しかし満更でもない笑みをディオは浮かべていた。

『これで分かった筈。あなたの本質は変わっていない「結果」は覆らない。
 ……私が興味を覚えたのは「過程」の方かしら』

「過程? どうだっていいだろう、そんなもの」

『アラ。重要よ「過程」は。少なくともあなたが想像しているよりはね』

確かウワサに聞く時間泥棒も『結果』だけを欲しがっていたか。レミリアはふと思う。
例え結末を知っていたとして……物語のヒロインは死ぬと結果が分かっても、
死に至るまでの過程をすっ飛ばして満足、なんて。果たして、それは物語を楽しんだとは言い難い。

『―――どちらにせよ。
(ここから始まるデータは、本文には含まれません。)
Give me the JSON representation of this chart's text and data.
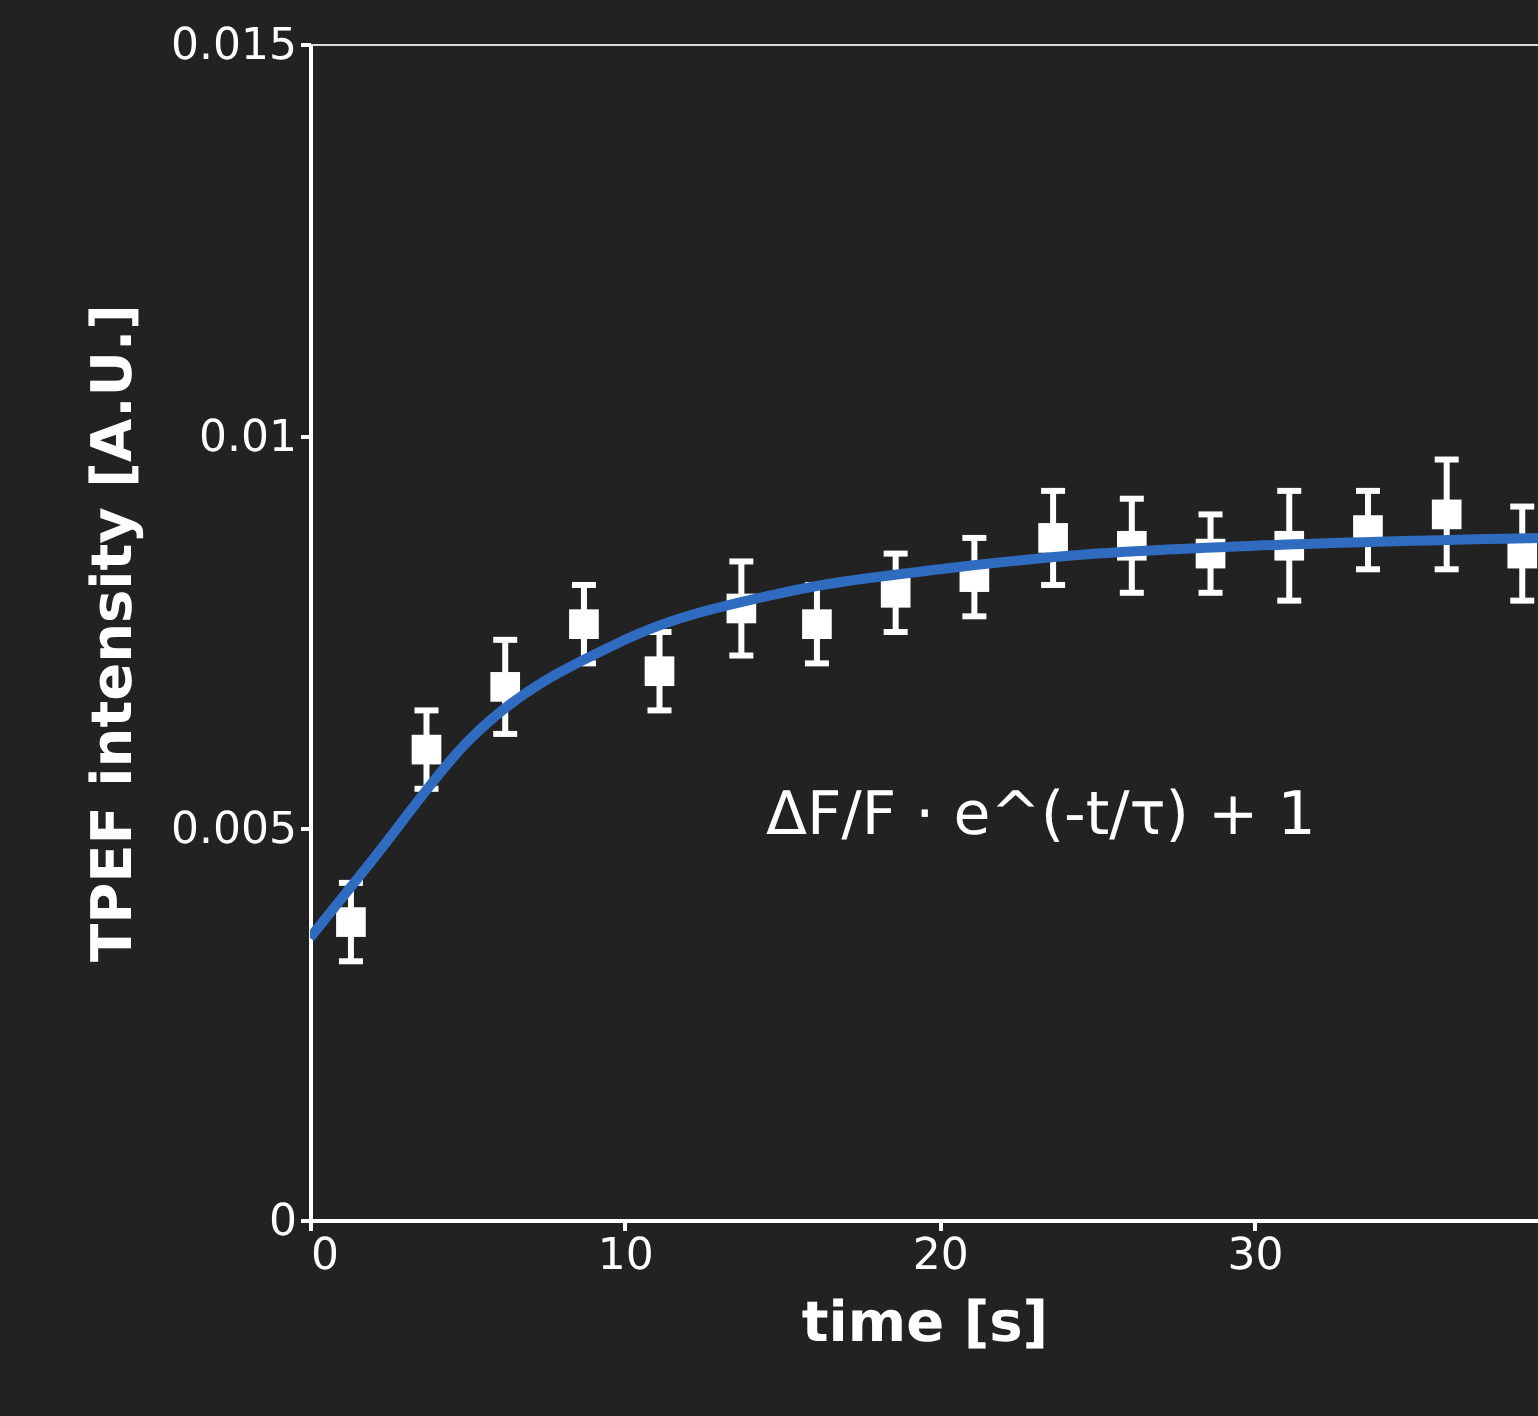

いづれ至る運命と対峙するハメになるとは最悪じゃあない?』

「……運命?」

顔をしかめディオは姿無きレミリアを睨む。

「ぼくの運命は『救世主』に定められていると? 懐中時計の針が二度と動かないからか」

『ふ、まぁ当然ね。ちょっとしたズルをしたから』

霊体化しながらも念話するレミリアの不敵な様子が、目に浮かぶ。

『未来を知る……ズルみたいなもの。そこから運命を変えるなんて、奇跡でも起きない限りありえない』

「聖杯を手にすれば運命の一つや二つ、どうとでもなる」

『変える、ね。己の運命に不満があるなら、それも一理でしょうね』

そう。
結局のところ『セイヴァー』の正体は分からなかった。
ディオ自身も、アレが本当に自分自身ならば、何故あのような結果に至ったのか。
過程は重要ではない。ディオもそれが真理だと我強く信じ切っているが、故に彼は恐らく『セイヴァー』を
理解することが叶わないのだろう。